Have you shared the book with family and how did they react to the retelling of your childhood?
I have shared the book with my family now, yes. Giving the finished book to my mum was the hardest. We didn’t talk a lot about the details of things when they happened, because I was so young. And then she respectfully waited until I was ready to talk – which wasn’t really until I had written this all down. We have had some great conversations since, and it has been really healing for us. Its been healing for us all as a family as well – which is what I was hoping would happen.
How was the transition from lyrical writing to book writing?
For this book – it really felt very similar. I would just shut my eyes… picture the feeling and put myself back in the memory – and simply just write. It was very visceral as a practice. I would write in the very early hours of the morning when it was dark and quiet. And I would sometimes wake in the middle of the night as well. Much like songwriting. It must come from the same place.

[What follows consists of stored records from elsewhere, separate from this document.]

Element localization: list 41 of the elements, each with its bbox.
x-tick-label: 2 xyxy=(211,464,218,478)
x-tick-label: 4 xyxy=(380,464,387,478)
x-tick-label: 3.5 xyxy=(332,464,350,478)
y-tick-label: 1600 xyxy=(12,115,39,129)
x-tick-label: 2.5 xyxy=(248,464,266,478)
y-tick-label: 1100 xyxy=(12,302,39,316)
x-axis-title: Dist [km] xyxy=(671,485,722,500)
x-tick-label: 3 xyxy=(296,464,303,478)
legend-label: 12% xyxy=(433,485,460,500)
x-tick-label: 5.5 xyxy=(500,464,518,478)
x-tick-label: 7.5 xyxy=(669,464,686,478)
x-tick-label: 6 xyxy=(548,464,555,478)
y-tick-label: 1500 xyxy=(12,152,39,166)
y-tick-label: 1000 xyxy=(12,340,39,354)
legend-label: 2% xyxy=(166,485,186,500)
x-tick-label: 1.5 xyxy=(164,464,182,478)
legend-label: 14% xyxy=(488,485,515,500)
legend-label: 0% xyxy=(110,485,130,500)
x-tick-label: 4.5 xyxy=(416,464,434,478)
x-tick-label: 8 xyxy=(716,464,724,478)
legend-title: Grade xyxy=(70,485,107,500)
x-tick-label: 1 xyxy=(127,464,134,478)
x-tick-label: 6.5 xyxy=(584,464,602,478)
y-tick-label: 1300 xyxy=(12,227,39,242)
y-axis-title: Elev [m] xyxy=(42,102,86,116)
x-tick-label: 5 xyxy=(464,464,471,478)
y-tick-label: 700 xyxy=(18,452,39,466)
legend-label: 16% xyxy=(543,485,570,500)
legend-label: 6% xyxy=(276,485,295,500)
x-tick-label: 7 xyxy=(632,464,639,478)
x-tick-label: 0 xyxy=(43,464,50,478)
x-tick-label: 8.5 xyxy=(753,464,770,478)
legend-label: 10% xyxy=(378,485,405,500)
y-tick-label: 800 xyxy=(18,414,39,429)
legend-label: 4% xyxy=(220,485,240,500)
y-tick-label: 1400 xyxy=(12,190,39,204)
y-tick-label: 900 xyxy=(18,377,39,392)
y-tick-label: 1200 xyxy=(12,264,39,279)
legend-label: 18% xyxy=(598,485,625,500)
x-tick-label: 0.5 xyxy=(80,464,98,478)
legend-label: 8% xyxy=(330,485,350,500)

A strange place!
As a new parent, how did it feel to relive your childhood? Did it give it a new edge?
It was hard. I intentionally wrote the more difficult parts of the book before Rumi was born, because I knew it would be really hard to do while looking at my little baby. I think it gave it a particular edge, because I knew I only had a few months to get it done. Made me dive deeper I would say.
What do you hope people get from reading this book?
I really wanted to share my story to help others who have been through similar experiences. Hearing others stand up and use their voice to call out behaviour is really integral to not feeling alone. I also really wanted to show that difficult/challenging experiences can become beautiful as well. There is a light and shade in every experience of life – but it has taken some perspective to get to that!
The book is so full of memories, how did you remember so much detail from your child? Have you always had a good memory or did it take some digging?
I don’t know how really. I just have a crazy good memory of my childhood. I think because it was so full of experience and because I was given just a textural language by my mother and father – that I perhaps was able to paint my memories in a particular way.
Will we be blessed with more books by Bertie Blackman in the future?
You sure will! I am working on a gothic horror at the moment – which will be developed into a screen play. I have also written another children’s book as well, but just trying to find the right timing for it.